Sales by Amsterdam-based Heineken topped 3.83 billion euros, an increase of 6.8 percent when recent acquisitions are excluded, slightly exceeding expectations by analysts polled by the Dow Jones Newswires.
Heineken sold more beer worldwide, most notably in Africa and the Middle East where sales by volume shot up by 15.8 percent on the back of acquisitions in Ethiopia and Nigeria, the statement said.
Net profit was also driven by a 20-million-euro revaluation gain after Heineken increased its shareholding to a controlling stake in Haiti's Brasserie Nationale d'Haiti.
Heineken did see a 1.8-percent dip in western European sales, but the brewer noted that first quarter results covered winter months in the northern hemisphere when sales are "less significant" than the rest of the year.
The Dutch group confirmed a 2012 outlook initially given in February, and said it expected emerging markets such as Africa, Asia and Latin America to become increasingly important for sales.

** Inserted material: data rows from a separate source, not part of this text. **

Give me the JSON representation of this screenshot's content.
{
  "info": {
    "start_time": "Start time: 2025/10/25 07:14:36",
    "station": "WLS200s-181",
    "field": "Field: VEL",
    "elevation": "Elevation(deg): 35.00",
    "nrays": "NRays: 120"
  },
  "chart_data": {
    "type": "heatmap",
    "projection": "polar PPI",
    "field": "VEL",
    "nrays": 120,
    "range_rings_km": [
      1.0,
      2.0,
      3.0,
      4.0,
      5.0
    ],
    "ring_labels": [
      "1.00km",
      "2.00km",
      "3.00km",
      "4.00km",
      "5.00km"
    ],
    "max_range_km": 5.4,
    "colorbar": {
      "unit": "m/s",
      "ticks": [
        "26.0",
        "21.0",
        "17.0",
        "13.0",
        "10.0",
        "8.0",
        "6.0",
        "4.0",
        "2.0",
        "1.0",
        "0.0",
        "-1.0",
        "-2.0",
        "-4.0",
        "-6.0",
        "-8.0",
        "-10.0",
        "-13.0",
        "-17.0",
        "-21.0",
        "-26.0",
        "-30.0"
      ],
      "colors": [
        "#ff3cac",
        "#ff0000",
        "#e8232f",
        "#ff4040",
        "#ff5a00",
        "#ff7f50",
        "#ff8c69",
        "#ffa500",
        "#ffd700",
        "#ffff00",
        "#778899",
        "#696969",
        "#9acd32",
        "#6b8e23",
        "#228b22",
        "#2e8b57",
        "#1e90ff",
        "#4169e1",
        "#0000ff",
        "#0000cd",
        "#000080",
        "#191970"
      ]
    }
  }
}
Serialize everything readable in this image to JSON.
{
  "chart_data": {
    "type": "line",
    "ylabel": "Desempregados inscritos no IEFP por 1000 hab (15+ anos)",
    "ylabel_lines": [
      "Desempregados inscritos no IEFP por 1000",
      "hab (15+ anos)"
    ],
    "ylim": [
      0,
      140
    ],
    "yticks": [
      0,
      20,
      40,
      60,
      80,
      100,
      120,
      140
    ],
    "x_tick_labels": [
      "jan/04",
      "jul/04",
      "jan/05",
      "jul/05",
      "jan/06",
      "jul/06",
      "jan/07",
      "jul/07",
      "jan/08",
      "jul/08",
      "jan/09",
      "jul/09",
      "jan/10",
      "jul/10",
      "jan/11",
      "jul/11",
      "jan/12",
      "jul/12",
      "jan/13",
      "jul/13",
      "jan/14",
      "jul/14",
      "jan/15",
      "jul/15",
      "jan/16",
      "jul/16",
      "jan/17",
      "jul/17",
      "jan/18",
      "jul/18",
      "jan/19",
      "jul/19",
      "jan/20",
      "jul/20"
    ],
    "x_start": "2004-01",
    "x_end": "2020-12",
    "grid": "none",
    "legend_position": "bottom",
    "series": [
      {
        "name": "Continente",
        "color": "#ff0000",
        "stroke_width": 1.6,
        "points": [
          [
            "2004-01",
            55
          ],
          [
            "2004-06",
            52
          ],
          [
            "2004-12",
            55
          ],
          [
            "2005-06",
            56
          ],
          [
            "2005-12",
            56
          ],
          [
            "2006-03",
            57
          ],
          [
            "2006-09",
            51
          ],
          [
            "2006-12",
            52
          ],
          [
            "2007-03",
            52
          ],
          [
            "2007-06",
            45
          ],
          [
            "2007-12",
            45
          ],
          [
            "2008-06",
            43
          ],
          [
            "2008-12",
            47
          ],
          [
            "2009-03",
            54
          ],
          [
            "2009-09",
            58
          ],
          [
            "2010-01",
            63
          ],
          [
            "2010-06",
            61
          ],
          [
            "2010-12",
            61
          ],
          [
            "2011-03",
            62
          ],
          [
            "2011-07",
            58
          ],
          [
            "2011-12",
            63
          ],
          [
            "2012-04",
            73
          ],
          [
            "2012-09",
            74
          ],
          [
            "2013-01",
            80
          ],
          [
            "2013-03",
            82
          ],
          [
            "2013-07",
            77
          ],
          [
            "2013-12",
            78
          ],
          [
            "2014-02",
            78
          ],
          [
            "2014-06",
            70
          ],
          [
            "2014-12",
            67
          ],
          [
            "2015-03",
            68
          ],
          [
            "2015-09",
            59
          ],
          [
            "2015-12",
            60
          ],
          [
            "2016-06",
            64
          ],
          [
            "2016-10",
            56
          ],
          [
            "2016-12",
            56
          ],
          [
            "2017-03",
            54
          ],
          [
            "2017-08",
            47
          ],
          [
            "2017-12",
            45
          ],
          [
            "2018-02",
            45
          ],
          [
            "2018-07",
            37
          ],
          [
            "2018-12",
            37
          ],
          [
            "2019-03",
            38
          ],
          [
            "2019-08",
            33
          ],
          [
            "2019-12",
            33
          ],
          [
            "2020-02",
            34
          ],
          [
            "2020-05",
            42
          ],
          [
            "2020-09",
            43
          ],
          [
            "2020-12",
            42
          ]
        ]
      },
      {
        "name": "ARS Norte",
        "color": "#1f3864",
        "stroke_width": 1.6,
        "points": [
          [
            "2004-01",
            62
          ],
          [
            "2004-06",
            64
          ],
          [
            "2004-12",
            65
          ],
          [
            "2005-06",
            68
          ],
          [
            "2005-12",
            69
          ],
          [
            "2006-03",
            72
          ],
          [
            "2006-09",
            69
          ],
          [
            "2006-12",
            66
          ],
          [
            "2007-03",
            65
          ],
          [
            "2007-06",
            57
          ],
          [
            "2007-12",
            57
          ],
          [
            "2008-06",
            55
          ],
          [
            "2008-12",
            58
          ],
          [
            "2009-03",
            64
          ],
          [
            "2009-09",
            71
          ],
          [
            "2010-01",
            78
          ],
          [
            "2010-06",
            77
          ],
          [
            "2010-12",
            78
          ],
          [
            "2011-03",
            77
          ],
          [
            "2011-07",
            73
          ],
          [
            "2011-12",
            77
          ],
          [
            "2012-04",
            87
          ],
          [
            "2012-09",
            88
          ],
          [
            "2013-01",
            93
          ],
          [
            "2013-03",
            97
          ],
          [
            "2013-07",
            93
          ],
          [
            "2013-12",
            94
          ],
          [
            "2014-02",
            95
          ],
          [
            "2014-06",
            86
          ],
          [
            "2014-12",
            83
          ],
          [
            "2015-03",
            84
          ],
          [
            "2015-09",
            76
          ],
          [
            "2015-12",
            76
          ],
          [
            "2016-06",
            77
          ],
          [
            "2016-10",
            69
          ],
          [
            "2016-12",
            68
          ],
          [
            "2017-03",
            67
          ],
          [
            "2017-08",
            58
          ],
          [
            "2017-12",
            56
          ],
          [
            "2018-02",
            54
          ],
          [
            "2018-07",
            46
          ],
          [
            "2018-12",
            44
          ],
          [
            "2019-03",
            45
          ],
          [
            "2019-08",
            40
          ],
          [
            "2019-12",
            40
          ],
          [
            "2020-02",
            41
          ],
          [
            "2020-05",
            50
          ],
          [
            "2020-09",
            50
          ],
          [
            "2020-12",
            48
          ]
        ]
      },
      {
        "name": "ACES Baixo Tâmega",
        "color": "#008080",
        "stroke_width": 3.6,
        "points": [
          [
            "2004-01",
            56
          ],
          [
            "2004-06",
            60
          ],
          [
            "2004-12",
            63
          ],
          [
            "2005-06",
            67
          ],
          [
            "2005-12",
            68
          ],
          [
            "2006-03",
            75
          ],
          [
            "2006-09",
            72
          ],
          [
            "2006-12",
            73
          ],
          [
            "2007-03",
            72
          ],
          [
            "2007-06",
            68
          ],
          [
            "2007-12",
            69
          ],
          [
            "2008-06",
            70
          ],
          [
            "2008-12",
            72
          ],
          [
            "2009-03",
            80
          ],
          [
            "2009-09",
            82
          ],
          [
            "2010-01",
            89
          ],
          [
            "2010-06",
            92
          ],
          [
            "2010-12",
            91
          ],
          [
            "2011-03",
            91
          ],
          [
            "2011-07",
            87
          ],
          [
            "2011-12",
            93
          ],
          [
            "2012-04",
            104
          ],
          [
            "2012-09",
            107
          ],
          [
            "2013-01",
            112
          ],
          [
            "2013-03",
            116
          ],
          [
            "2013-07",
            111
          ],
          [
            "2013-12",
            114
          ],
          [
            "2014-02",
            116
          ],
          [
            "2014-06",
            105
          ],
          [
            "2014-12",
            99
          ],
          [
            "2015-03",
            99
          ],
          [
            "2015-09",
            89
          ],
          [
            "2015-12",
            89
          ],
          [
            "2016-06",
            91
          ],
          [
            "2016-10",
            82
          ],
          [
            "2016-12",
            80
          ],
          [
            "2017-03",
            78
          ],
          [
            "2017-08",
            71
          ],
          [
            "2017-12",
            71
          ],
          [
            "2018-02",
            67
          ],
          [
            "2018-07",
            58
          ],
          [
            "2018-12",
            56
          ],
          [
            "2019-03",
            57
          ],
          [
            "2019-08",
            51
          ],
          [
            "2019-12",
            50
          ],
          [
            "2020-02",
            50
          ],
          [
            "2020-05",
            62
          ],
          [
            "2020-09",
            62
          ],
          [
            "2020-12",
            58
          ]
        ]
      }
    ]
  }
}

Two months ago, Heineken launched a cost-reduction programme to run until 2014 that is expected to save the company 500 million euros and compensate for an increase in commodity prices.
The Amsterdam brewer was particularly hard-hit last year by a surge in the price of barley, one of the main ingredients used to make beer.
One of the world's top five brewers, Heineken was founded in the nineteenth century and produces and sells more than 200 brands of beer and cider including Heineken and Amstel beer and Strongbow cider.
The group employs more than 70,000 people worldwide.